The main attraction of this 12,222-square-feet expansion is the Daffodil Terrace, an 18-by-32-foot terrace supported by 11-foot-tall marble columns accented with bouquets of glass daffodils.
The expansion will cost $5 million, and about half of the expansion will be dedicated to Laurelton Hall, providing a permanent home to the pieces salvaged from the 1957 fire that destroyed Tiffany’s home.
“It’s more of a memory rather than a duplicate of the hall,” Morse Museum director Laurence Ruggiero said.
The reconstruction of the terrace involved piecing together 600 fragments, and it was done by using old black and white photographs.
John Griswold of Griswold Conservation Associates said it was like “a jigsaw puzzle without the lid.”
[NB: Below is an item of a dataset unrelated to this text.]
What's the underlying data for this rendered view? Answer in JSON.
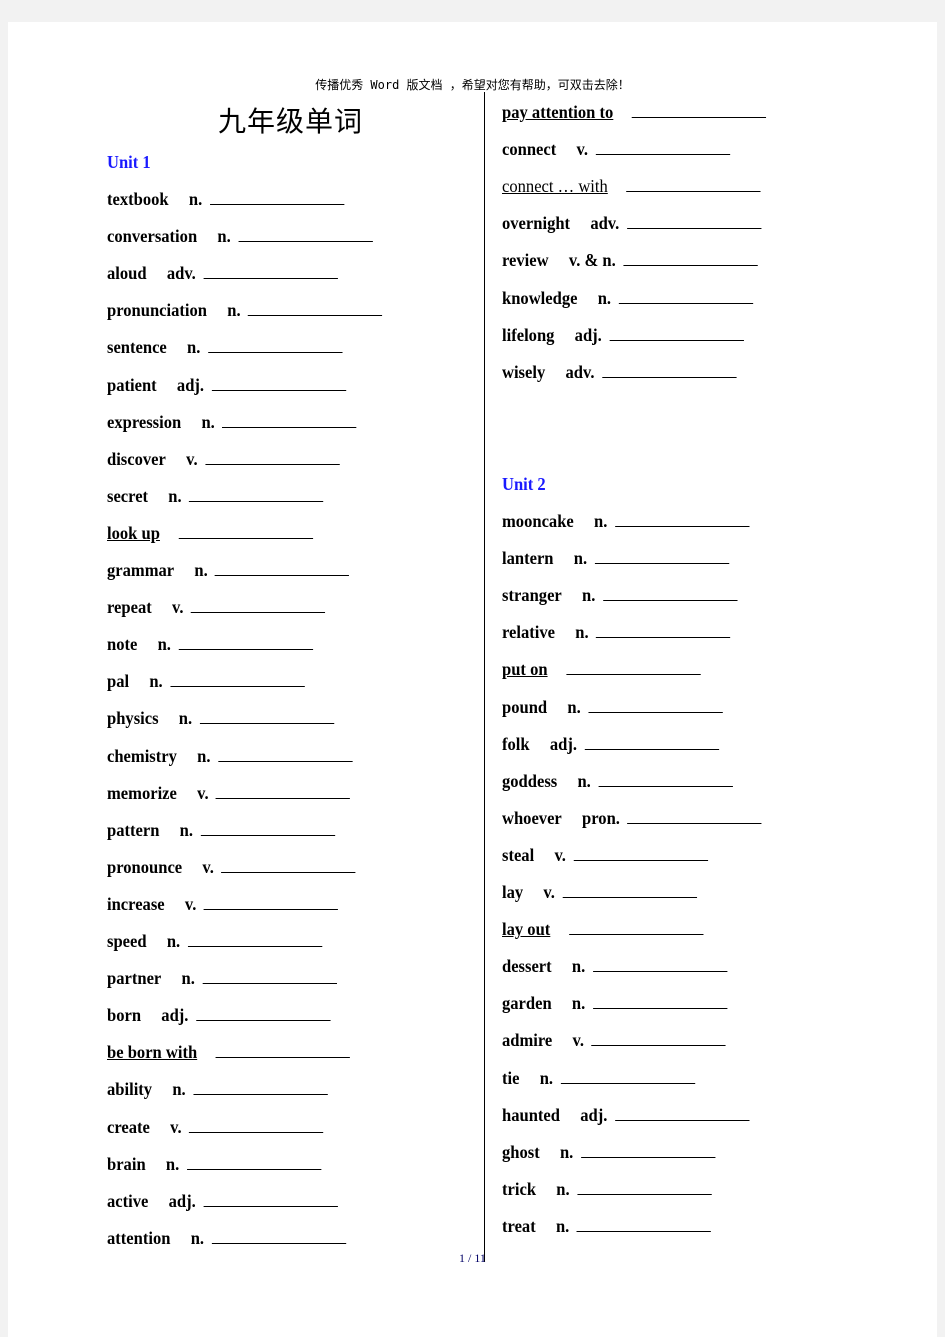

“The photos are the lids,” he said.
Griswold said working with the fragments presented problem after problem, from fragile pieces of wood held together only by dried paint, decorations hidden under dried mud and the wasp nests that covered the ceiling pieces.
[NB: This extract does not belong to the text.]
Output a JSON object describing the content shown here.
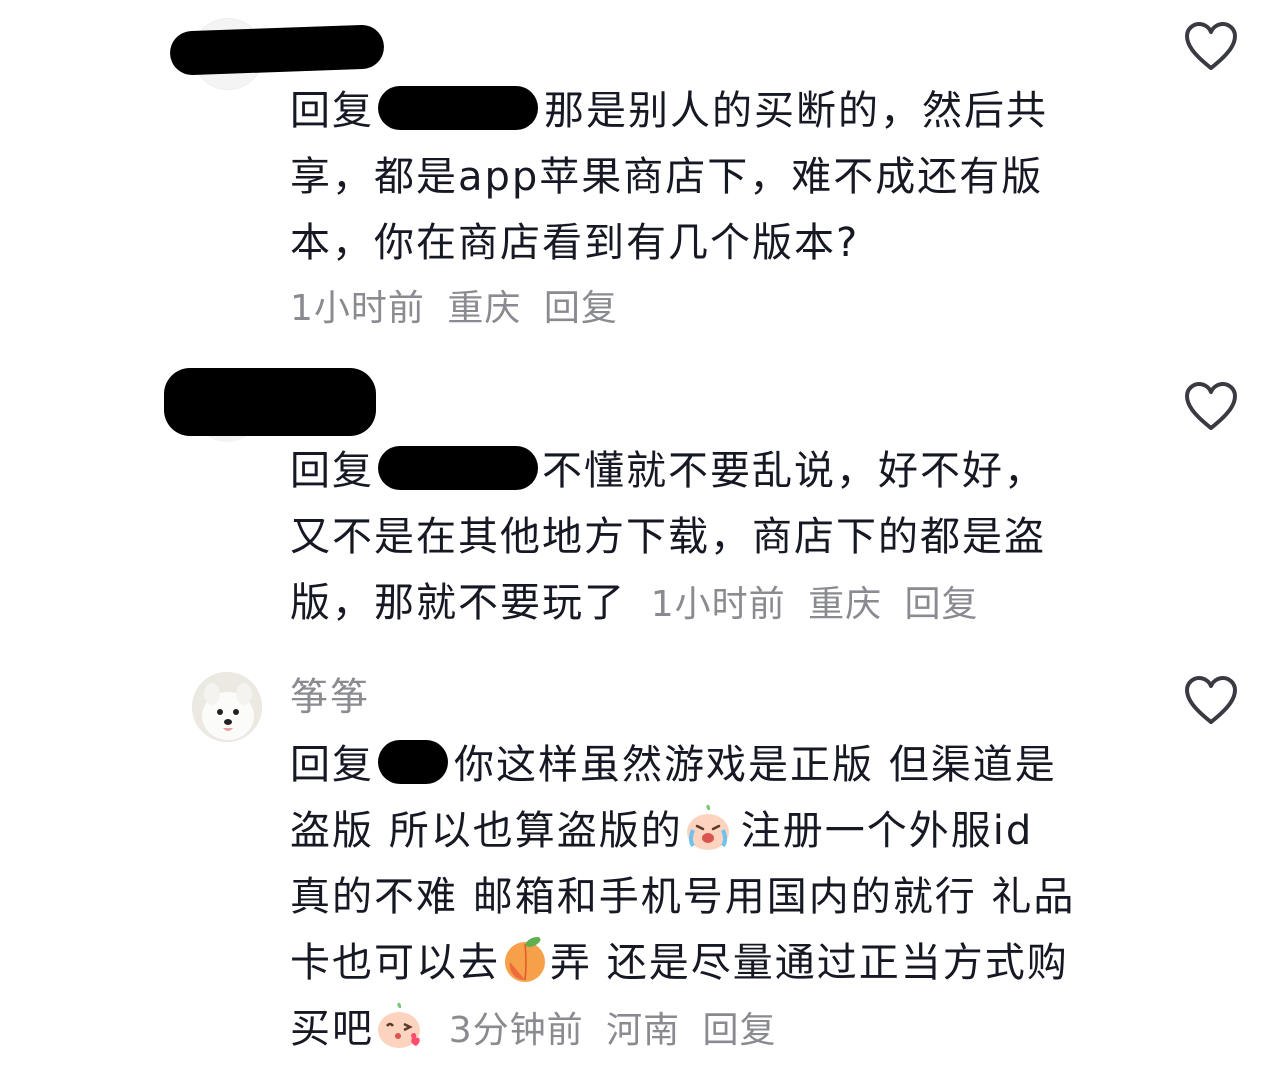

However, conserving the terrace allowed Griswold to blend his training as an art conservator with his architectural background.
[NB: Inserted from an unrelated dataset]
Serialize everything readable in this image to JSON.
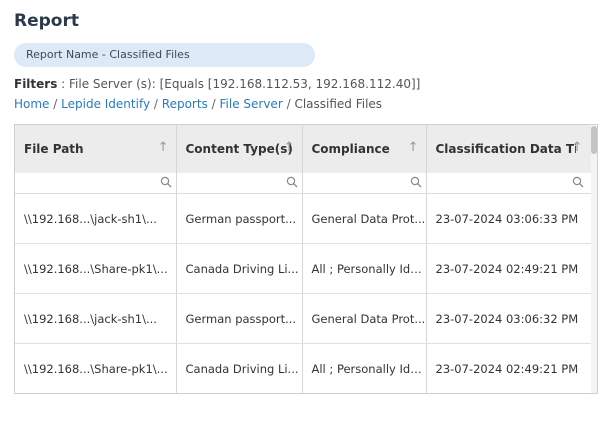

“It’s a cross between building your own tree house and doing what I’ve always wanted to do — working with world-class materials.”
The expansion will also include 250 objects from or associated to Laurelton Hall. Pieces of artwork include leaded-glass windows, lamps, art glass and furnishing. The living room’s focal point will be four leaded-glass panels illustrating the four seasons.
Linda Kulmann, president of the Winter Park Historical Association, said she is looking forward to seeing the furniture pieces that haven’t been on display for two years. She said the terrace will be a point of pride for the city.
Ruggiero said the galleries represent the continuation of Hugh and Jeannette McKean’s legacy to allow public access to their art collection, and it is the last major element of the Tiffany collection.
“The great home and estate that Tiffany built for himself is so personalized, and it’s the work that probably best embodies his personal aesthetic and his personal philosophy of life,” Ruggiero said. “Tiffany, I think his personal philosophy certainly involves the nature and the commitment of finding, creating and experiencing beauty during this brief life we all live in; it’s man-made beauty and natural beauty.”
The Laurelton Hall galleries increase the museum’s size by 50 percent, and it will inhabit the first level of the museum’s expansion. The second level will include an expanded library, a conference room and offices.
Bringing Tiffany artwork to Winter Park
Laurelton Hall was built between 1902 and 1905, and it featured an 84-room mansion on 600-acres of land at Cold Spring Harbor in Long Island.
In 1930, the Tiffany Foundation selected Hugh McKean to stay at Laurelton Hall, where he studied painting under Tiffany.
After a fire destroyed Laurelton Hall in 1957, the McKeans went up to the Tiffany estate and rescued surviving artwork and architectural pieces.
The Morse Museum houses the most comprehensive collection of Tiffany art in the world.